Em - witaj Emilku.
Ja z ślimakami już nic nie robię - po prostu nie mogę już na nie nawet patrzeć.
Wszyscy biegamy po ofertach i szukamy zarówno rarytasów jak i najniższych cen.
Sezon dopiero się zaczął, więc pewno długo będą się pojawiały linki do ciekawych ofert.
Ale kiedy tylko wyjdzie słonko i ogrzeje nieco ziemię to z pewnością wszyscy wystartują jak psy gończe do ogrodów.
Też Cię pozdrawiam

nie mniej serdecznie.
Zielono mi - bardzo dziękuję za piękny bukiecik z lewizji.
Miło, że wpadłaś.
Udało mi się chemię prawie całkowicie zlikwidować, ale nie poszło to tak gładko jakbym chciała.
Jednak co roku jest lepiej.
Nie wiem, czy jestem dobrą nauczycielką, ale jeśli mogę w czymś Ci pomóc to tylko pytaj.
Odpowiem na każde pytanie jeśli tylko będę wiedzieć.
O tym preparacie powiedziała mi już Izunia - chate. Bardzo dziękuję i tobie za tą informację.

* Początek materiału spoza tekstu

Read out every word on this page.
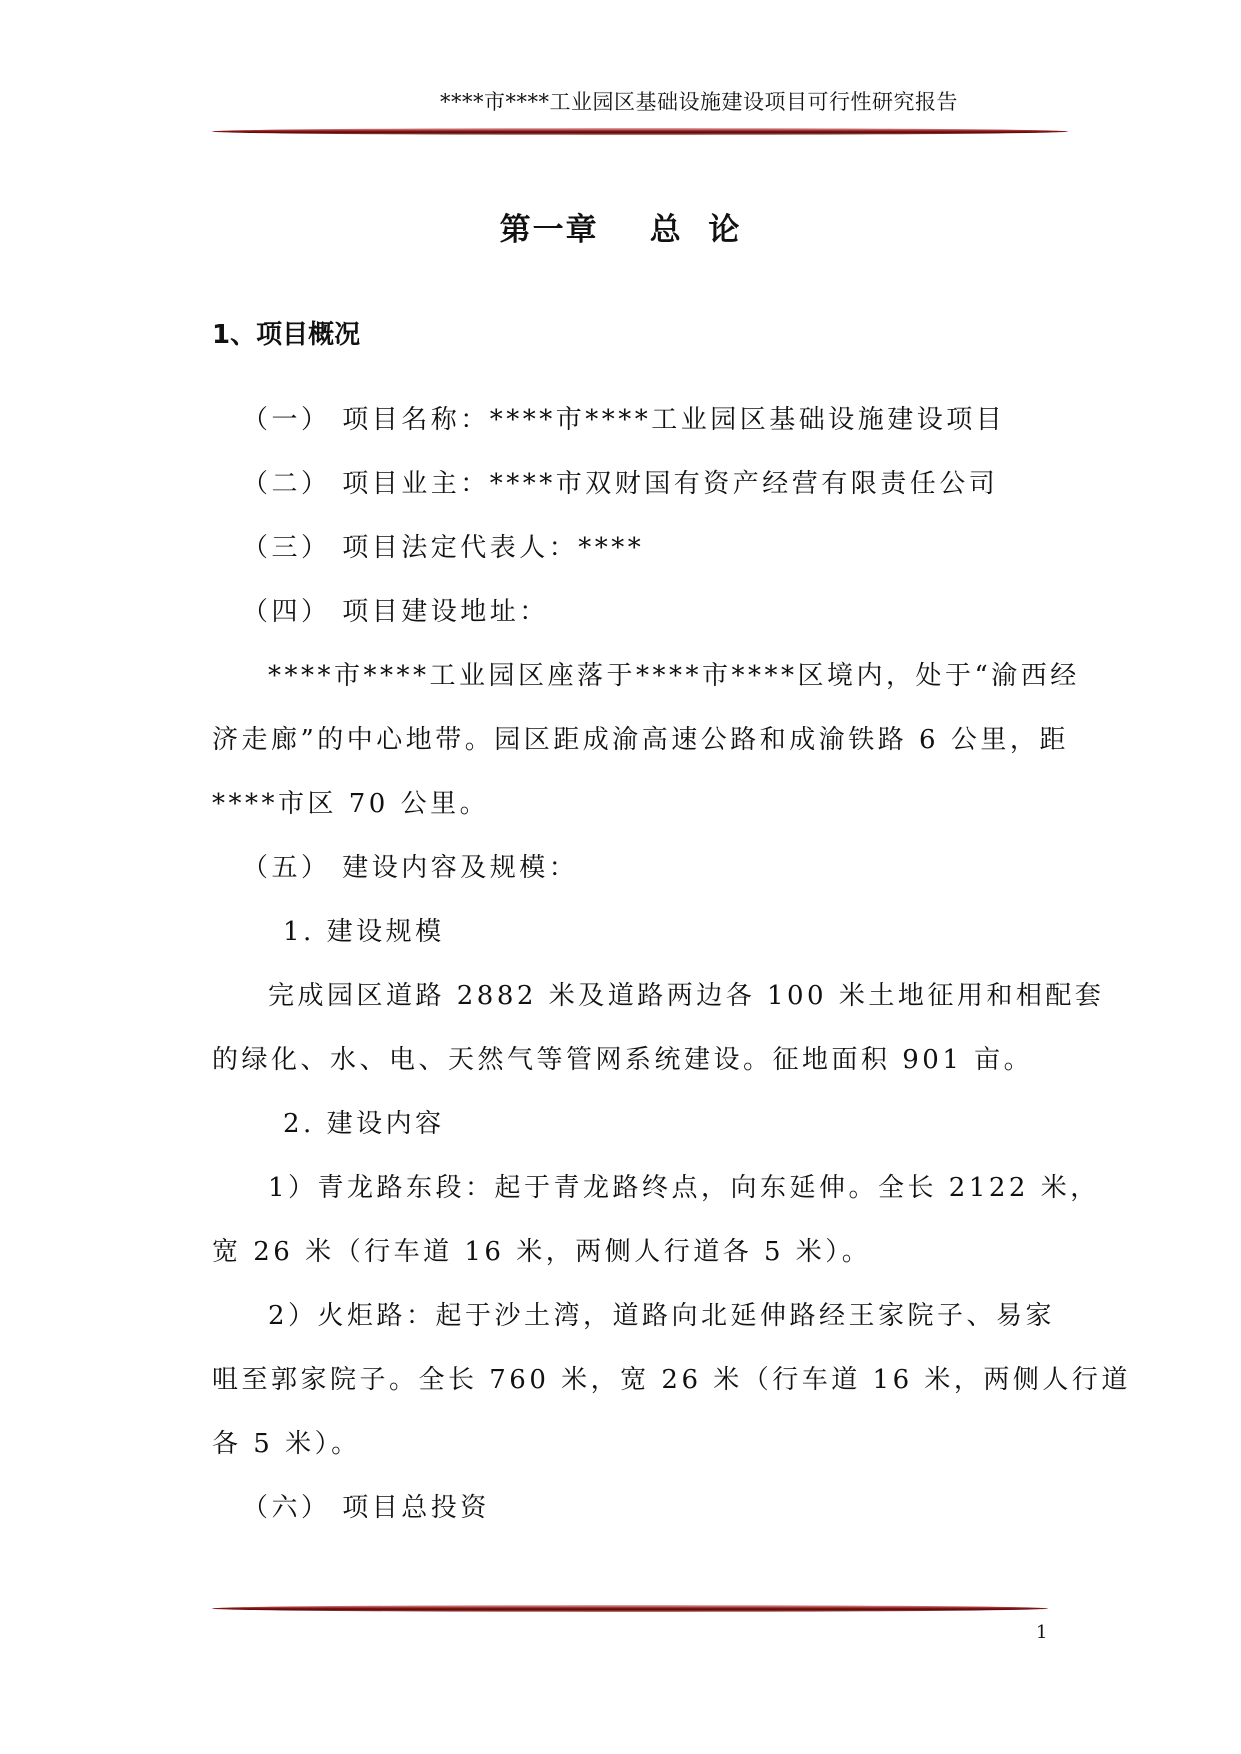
****市****工业园区基础设施建设项目可行性研究报告
第一章    总  论
1、项目概况
（一） 项目名称：****市****工业园区基础设施建设项目
（二） 项目业主：****市双财国有资产经营有限责任公司
（三） 项目法定代表人：****
（四） 项目建设地址：
****市****工业园区座落于****市****区境内，处于“渝西经
济走廊”的中心地带。园区距成渝高速公路和成渝铁路 6 公里，距
****市区 70 公里。
（五） 建设内容及规模：
1. 建设规模
完成园区道路 2882 米及道路两边各 100 米土地征用和相配套
的绿化、水、电、天然气等管网系统建设。征地面积 901 亩。
2. 建设内容
1）青龙路东段：起于青龙路终点，向东延伸。全长 2122 米，
宽 26 米（行车道 16 米，两侧人行道各 5 米）。
2）火炬路：起于沙土湾，道路向北延伸路经王家院子、易家
咀至郭家院子。全长 760 米，宽 26 米（行车道 16 米，两侧人行道
各 5 米）。
（六） 项目总投资
1
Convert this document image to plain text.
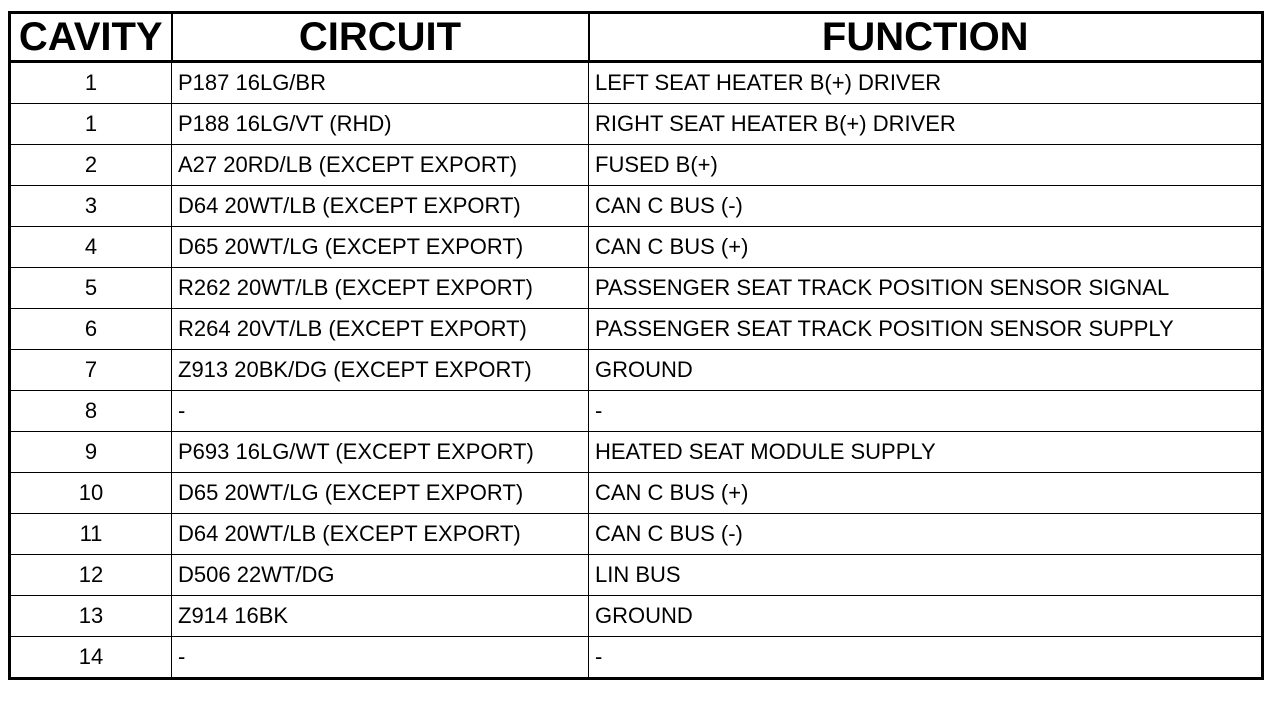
CAVITY	CIRCUIT	FUNCTION
1	P187 16LG/BR	LEFT SEAT HEATER B(+) DRIVER
1	P188 16LG/VT (RHD)	RIGHT SEAT HEATER B(+) DRIVER
2	A27 20RD/LB (EXCEPT EXPORT)	FUSED B(+)
3	D64 20WT/LB (EXCEPT EXPORT)	CAN C BUS (-)
4	D65 20WT/LG (EXCEPT EXPORT)	CAN C BUS (+)
5	R262 20WT/LB (EXCEPT EXPORT)	PASSENGER SEAT TRACK POSITION SENSOR SIGNAL
6	R264 20VT/LB (EXCEPT EXPORT)	PASSENGER SEAT TRACK POSITION SENSOR SUPPLY
7	Z913 20BK/DG (EXCEPT EXPORT)	GROUND
8	-	-
9	P693 16LG/WT (EXCEPT EXPORT)	HEATED SEAT MODULE SUPPLY
10	D65 20WT/LG (EXCEPT EXPORT)	CAN C BUS (+)
11	D64 20WT/LB (EXCEPT EXPORT)	CAN C BUS (-)
12	D506 22WT/DG	LIN BUS
13	Z914 16BK	GROUND
14	-	-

Zanotowałam sobie stronkę i chyba się zdecyduję na taką kurację, skoro inne nie przyniosły rezultatu.
Mam zamiar jednak przedtem wtpróbować jeszcze jeden sposób a mianowicie obsypać działkę dookoła zmieloną na pył gorczycą. Wprawdzie zakwasza glebę, ale tujom które rosną dookoła ogrodu to nie zaszkodzi.
Podobno ślimaki jej nie cierpią - więc muszę to sprawdzić.

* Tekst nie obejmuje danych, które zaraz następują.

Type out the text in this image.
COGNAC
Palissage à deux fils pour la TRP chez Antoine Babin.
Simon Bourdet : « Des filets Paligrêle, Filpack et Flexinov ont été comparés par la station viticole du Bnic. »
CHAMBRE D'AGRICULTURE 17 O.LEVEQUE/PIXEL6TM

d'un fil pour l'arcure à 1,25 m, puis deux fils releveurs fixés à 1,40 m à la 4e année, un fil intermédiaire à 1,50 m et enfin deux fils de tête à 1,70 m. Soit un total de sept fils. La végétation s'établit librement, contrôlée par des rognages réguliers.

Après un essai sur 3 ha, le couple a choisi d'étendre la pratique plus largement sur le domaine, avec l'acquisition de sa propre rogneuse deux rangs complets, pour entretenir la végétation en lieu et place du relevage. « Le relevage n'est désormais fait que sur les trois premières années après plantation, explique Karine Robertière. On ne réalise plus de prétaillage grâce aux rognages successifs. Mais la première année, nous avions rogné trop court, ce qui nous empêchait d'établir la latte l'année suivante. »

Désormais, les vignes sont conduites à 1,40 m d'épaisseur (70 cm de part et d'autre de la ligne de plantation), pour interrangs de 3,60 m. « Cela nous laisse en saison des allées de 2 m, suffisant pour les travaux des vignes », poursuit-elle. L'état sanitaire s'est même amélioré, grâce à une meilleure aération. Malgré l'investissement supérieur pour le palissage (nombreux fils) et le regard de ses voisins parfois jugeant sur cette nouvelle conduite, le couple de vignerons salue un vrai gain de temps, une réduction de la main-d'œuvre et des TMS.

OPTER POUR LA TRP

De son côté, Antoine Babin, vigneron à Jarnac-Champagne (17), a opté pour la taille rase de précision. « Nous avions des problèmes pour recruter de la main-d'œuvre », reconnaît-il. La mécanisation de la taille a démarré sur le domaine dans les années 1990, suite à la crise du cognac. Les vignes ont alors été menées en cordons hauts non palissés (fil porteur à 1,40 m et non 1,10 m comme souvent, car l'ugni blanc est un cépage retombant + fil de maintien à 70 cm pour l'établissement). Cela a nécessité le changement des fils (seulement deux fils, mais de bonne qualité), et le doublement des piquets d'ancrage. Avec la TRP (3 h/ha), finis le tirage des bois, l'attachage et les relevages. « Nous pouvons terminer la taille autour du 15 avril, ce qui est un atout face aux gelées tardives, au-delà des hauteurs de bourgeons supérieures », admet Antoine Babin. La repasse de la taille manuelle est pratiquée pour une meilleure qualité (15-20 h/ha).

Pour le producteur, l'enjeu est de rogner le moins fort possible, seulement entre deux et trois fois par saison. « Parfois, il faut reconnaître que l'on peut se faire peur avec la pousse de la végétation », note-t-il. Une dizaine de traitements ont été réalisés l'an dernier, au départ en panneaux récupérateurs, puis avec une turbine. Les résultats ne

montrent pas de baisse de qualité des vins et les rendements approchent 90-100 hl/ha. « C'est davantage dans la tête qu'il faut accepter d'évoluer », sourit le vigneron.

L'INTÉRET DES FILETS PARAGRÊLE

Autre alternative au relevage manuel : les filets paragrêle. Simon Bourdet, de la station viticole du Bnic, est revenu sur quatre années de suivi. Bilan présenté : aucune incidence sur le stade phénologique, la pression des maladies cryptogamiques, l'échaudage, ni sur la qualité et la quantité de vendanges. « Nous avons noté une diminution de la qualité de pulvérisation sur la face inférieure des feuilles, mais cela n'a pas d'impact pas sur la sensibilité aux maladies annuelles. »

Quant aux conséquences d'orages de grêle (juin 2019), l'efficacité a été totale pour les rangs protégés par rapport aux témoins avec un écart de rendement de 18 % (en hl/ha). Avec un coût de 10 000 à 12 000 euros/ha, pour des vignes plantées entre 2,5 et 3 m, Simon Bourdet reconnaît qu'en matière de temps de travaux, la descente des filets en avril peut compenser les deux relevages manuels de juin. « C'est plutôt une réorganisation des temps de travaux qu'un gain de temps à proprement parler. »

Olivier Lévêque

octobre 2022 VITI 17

Oczywiście, że nie zanudzasz a ja z chęcią przeczytam o twoich doświadczeniach w bezchemicznej uprawie ogródka.
Zwierzyniec wydrapany i przesyła w podzięce miaukohauki.
Zapraszam znowu.
Wisienko - też mam go w schowku.
Kiedy go oglądałam to od razu pomyślałam o tobie i sytuacji jaka się kreuje na ten sezon w twoim ogródku.
Wiadomo - budowa.

A jednorocznych nie żal w razie czego i mniej kosztują.

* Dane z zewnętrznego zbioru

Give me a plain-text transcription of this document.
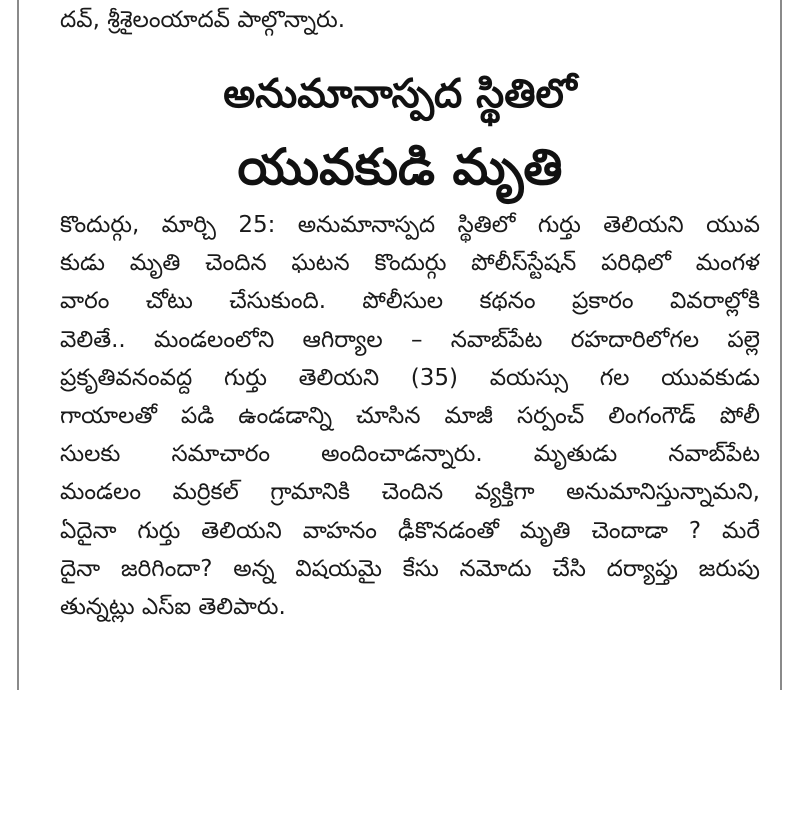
దవ్, శ్రీశైలంయాదవ్ పాల్గొన్నారు.
అనుమానాస్పద స్థితిలో
యువకుడి మృతి
కొందుర్గు, మార్చి 25: అనుమానాస్పద స్థితిలో గుర్తు తెలియని యువ
కుడు మృతి చెందిన ఘటన కొందుర్గు పోలీస్‌స్టేషన్ పరిధిలో మంగళ
వారం చోటు చేసుకుంది. పోలీసుల కథనం ప్రకారం వివరాల్లోకి
వెలితే.. మండలంలోని ఆగిర్యాల – నవాబ్‌పేట రహదారిలోగల పల్లె
ప్రకృతివనంవద్ద గుర్తు తెలియని (35) వయస్సు గల యువకుడు
గాయాలతో పడి ఉండడాన్ని చూసిన మాజీ సర్పంచ్ లింగంగౌడ్ పోలీ
సులకు సమాచారం అందించాడన్నారు. మృతుడు నవాబ్‌పేట
మండలం మర్రికల్ గ్రామానికి చెందిన వ్యక్తిగా అనుమానిస్తున్నామని,
ఏదైనా గుర్తు తెలియని వాహనం ఢీకొనడంతో మృతి చెందాడా ? మరే
దైనా జరిగిందా? అన్న విషయమై కేసు నమోదు చేసి దర్యాప్తు జరుపు
తున్నట్లు ఎస్ఐ తెలిపారు.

Oczywiście puszczaj w świat komu zechcesz, bo może przydać się wszystkim, którzy poszukują tanich nasion i oryginalnych.
Mam nadzieję, że zobaczę niektóre na twojej działeczce.
Zytuś - witaj.
Miło, że wpadłaś.
Bardzo się cieszę, że stronka się podoba - sama ją często oglądam.
To cała seria, więc warto tam zaglądać.